After his next ride, he wrote a response to a support ticket: "The ride was fine, but you guys should really consider health care as your next application."
That did the trick. Brownstein was invited into Uber's offices to share his idea. It seemed like a no-brainer as an opportunity for Uber to do good and explore a new revenue opportunity. He proposed putting nurses in cars to deliver potentially life-saving vaccines to offices and homes across the country.
That idea later became UberHEALTH.
Over the years, Brownstein, who is also a computational epidemiologist at Boston Children's Hospital, has quietly become a go-to for tech executives as they plot their initial steps into the health sector.
"I work with tech companies because I think a lot about how we can use these data-sets to understand population health," he said in a recent interview with CNBC.
Brownstein is fascinated by how the growing volume of digital data aggregated by tech companies can be meaningful. He studies how things like Google searches, data from wearable trackers, or social media posts can provide insight on predicting disease and improving health outcomes.
He was among the first to develop an Apple CareKit application to make it easier to collect medical data for parents of children with special needs. He was also a pioneer in leveraging Twitter's health-related conversations to study public health issues like chronic disease and gun violence. He worked with a small group of researchers to find out whether Yelp reviews could be an indicator of food poisoning outbreaks.
These days, he's intrigued by the health potential of Amazon's Alexa application. He's one of the judges for a Merck-sponsored competition to build diabetes-management apps for the voice application. And his team at Boston Children's Hospital developed its own app called KidsMD to provide simple health advice to parents.
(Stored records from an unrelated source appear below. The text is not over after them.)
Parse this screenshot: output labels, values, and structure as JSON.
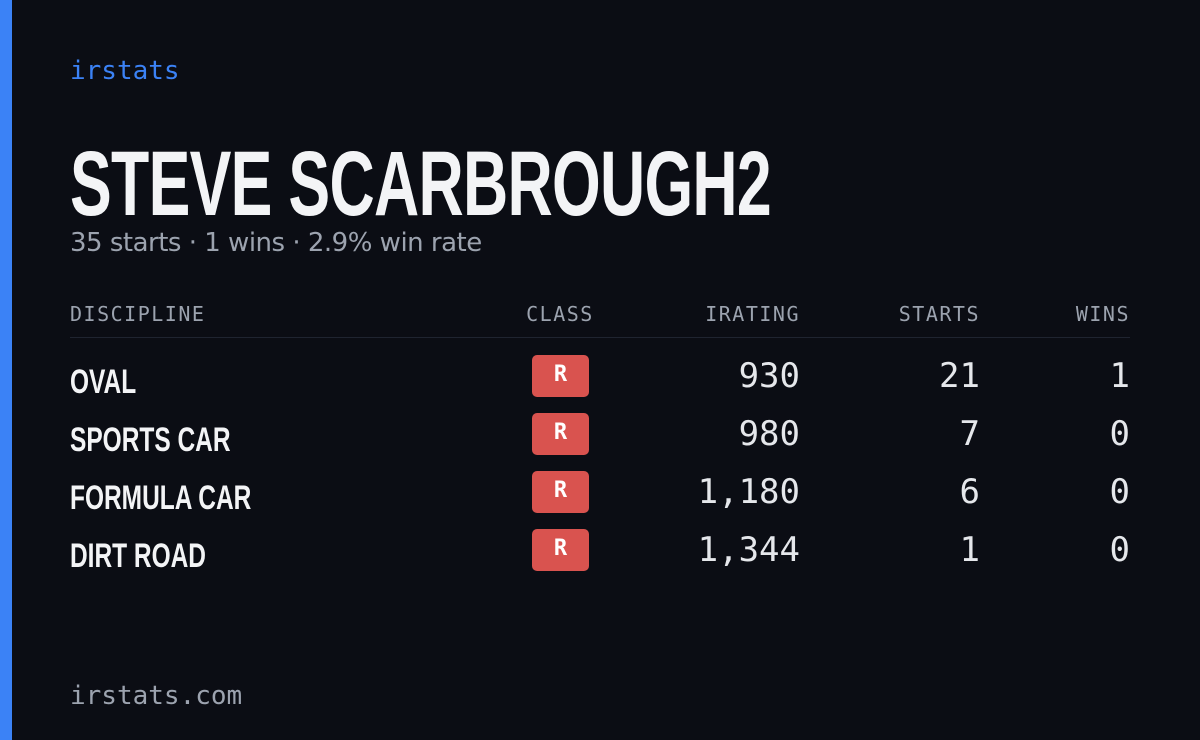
{
  "brand": "irstats",
  "title": "STEVE SCARBROUGH2",
  "subtitle": "35 starts · 1 wins · 2.9% win rate",
  "table": {
    "headers": [
      "DISCIPLINE",
      "CLASS",
      "IRATING",
      "STARTS",
      "WINS"
    ],
    "rows": [
      [
        "OVAL",
        "R",
        "930",
        "21",
        "1"
      ],
      [
        "SPORTS CAR",
        "R",
        "980",
        "7",
        "0"
      ],
      [
        "FORMULA CAR",
        "R",
        "1,180",
        "6",
        "0"
      ],
      [
        "DIRT ROAD",
        "R",
        "1,344",
        "1",
        "0"
      ]
    ]
  },
  "footer": "irstats.com"
}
Not every idea has turned into a big success. For instance, he worked closely with Google on its ill-fated flu trends project, which was shut down three years ago because the data collected wasn't accurate enough.
But Brownstein says that many of the first technology efforts in health care were ahead of their time. Efforts that get off the ground today might have a better shot, he said.
"There will be some successes, because the electronic medical record companies are more open than they used to be," he said. The newly available data from medical records includes labs, allergy lists and so on.
This may be why some companies have held off on entering $3 trillion health sector. Facebook and Twitter haven't done much, Amazon is just getting its feet wet—CNBC reported last month that the company is looking to build out a team for an online drug sales push.
But Brownstein believes that most of the big tech companies will jump on the health tech bandwagon in coming years.
"All of our online interactions tell us something important about our health," he said.